There are other witnesses for the respondents who, in the matters of distance and time particularly, differ with the pilot at the wheel, but we do not feel called upon to review their testimony, as it does not, in our judgment, change the result, and would unnecessarily lengthen this opinion.

It may be that this collision would have been avoided if there had been any proper officer in good season on the roof of the Republic superintending her navigation. The pilots seem to have had, on this occasion, the whole charge of her navigation, for the captain, whose watch it was, was sitting on the lower or boiler deck, talking to a passenger, until his attention was called to the danger of a collision.

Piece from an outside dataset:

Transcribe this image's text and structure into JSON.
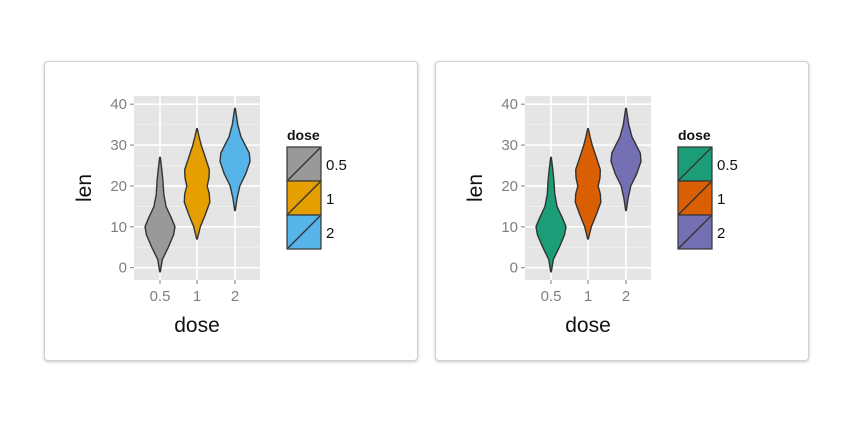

Under the circumstances of this case, the burden is on the Republic to excuse herself, she being the following vessel, and having actually overtaken the Cleona and run her down. And in any case of collision, whenever it appears that one of the vessels has neglected the usual and proper measures of precaution, the burden is on her to show that the collision was not owing to her neglect.[*]

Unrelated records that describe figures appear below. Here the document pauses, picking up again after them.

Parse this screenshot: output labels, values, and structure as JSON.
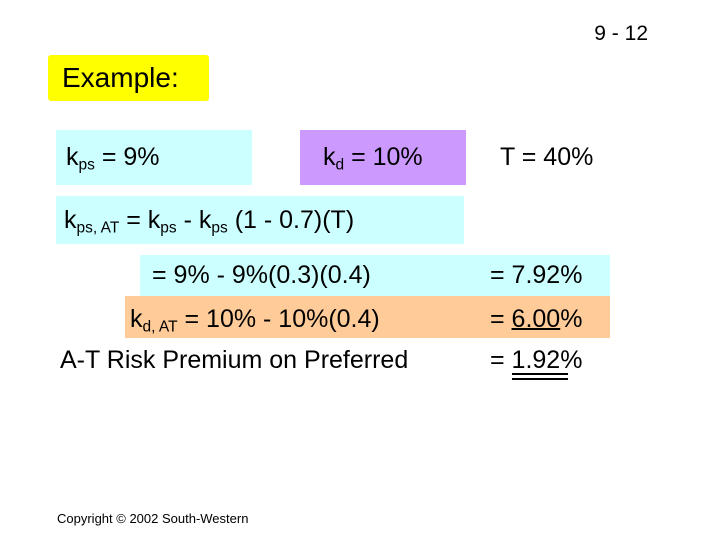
{
  "page_number": "9 - 12",
  "example": {
    "label": "Example:"
  },
  "rates": {
    "kps": {
      "symbol": "k",
      "sub": "ps",
      "text": " =  9%"
    },
    "kd": {
      "symbol": "k",
      "sub": "d",
      "text": " =  10%"
    },
    "tax": {
      "text": "T  =  40%"
    }
  },
  "formula": {
    "lhs_symbol": "k",
    "lhs_sub": "ps, AT",
    "eq": " =  k",
    "term1_sub": "ps",
    "minus": " - k",
    "term2_sub": "ps",
    "rest": " (1 - 0.7)(T)"
  },
  "calculation": {
    "preferred_expr": "=  9% - 9%(0.3)(0.4)",
    "preferred_result": "=  7.92%",
    "debt_symbol": "k",
    "debt_sub": "d, AT",
    "debt_expr": " =  10% - 10%(0.4)",
    "debt_result_eq": "=  ",
    "debt_result_value": "6.00",
    "debt_result_pct": "%",
    "premium_label": "A-T Risk Premium on Preferred",
    "premium_eq": "=  ",
    "premium_value": "1.92",
    "premium_pct": "%"
  },
  "colors": {
    "example_bg": "#ffff00",
    "cyan_bg": "#ccffff",
    "purple_bg": "#cc99ff",
    "orange_bg": "#ffcc99"
  },
  "footer": {
    "copyright": "Copyright © 2002 South-Western"
  }
}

If we are correct in our own interpretation of the evidence, *35 enough has been said to condemn the Republic, and there is nothing in the record to excuse her.

As we have seen, she could have avoided this collision, even after danger was imminent. If she had stopped, or ported her wheel a second or two before the collision occurred, she would have gone clear of the Cleona. On the contrary the Cleona's course after she saw the Republic following her, was to try and get out of her way. This course she pursued diligently, for she packed on all the steam possible, and succeeded so far as to save her hull, and came near escaping altogether. On a full and fair consideration of the whole evidence, we are satisfied the officers of the Cleona, when the boat was turned to the right shore, had no ground to fear a collision, and that the boat itself was far enough ahead to cross with safety, if the Republic, instead of following after her, had pursued her course on the left side of the river. It is pretty clear that the Cleona did not blow her whistle for each boat to keep to the right, as soon as she started for the opposite shore. This omission was a fault, but this fault bears so little proportion to the many faults of the Republic, that we do not think, under the circumstances, the Cleona should share the consequences of this collision with the Republic.

DECREE of the Circuit Court REVERSED, and the cause remanded, with directions to enter a decree for the libellant and for further proceedings in conformity with this opinion.

REVERSAL AND REMAND ACCORDINGLY.

NOTES

[*] Whitridge et al. v. Dill et al., 23 Howard, 454.

[*] Meyer v. Steamboat Newport, opinion by Judge Blatchford, 14 Internal Revenue Record, 37; The Schooner Lion, 1 Sprague, 40.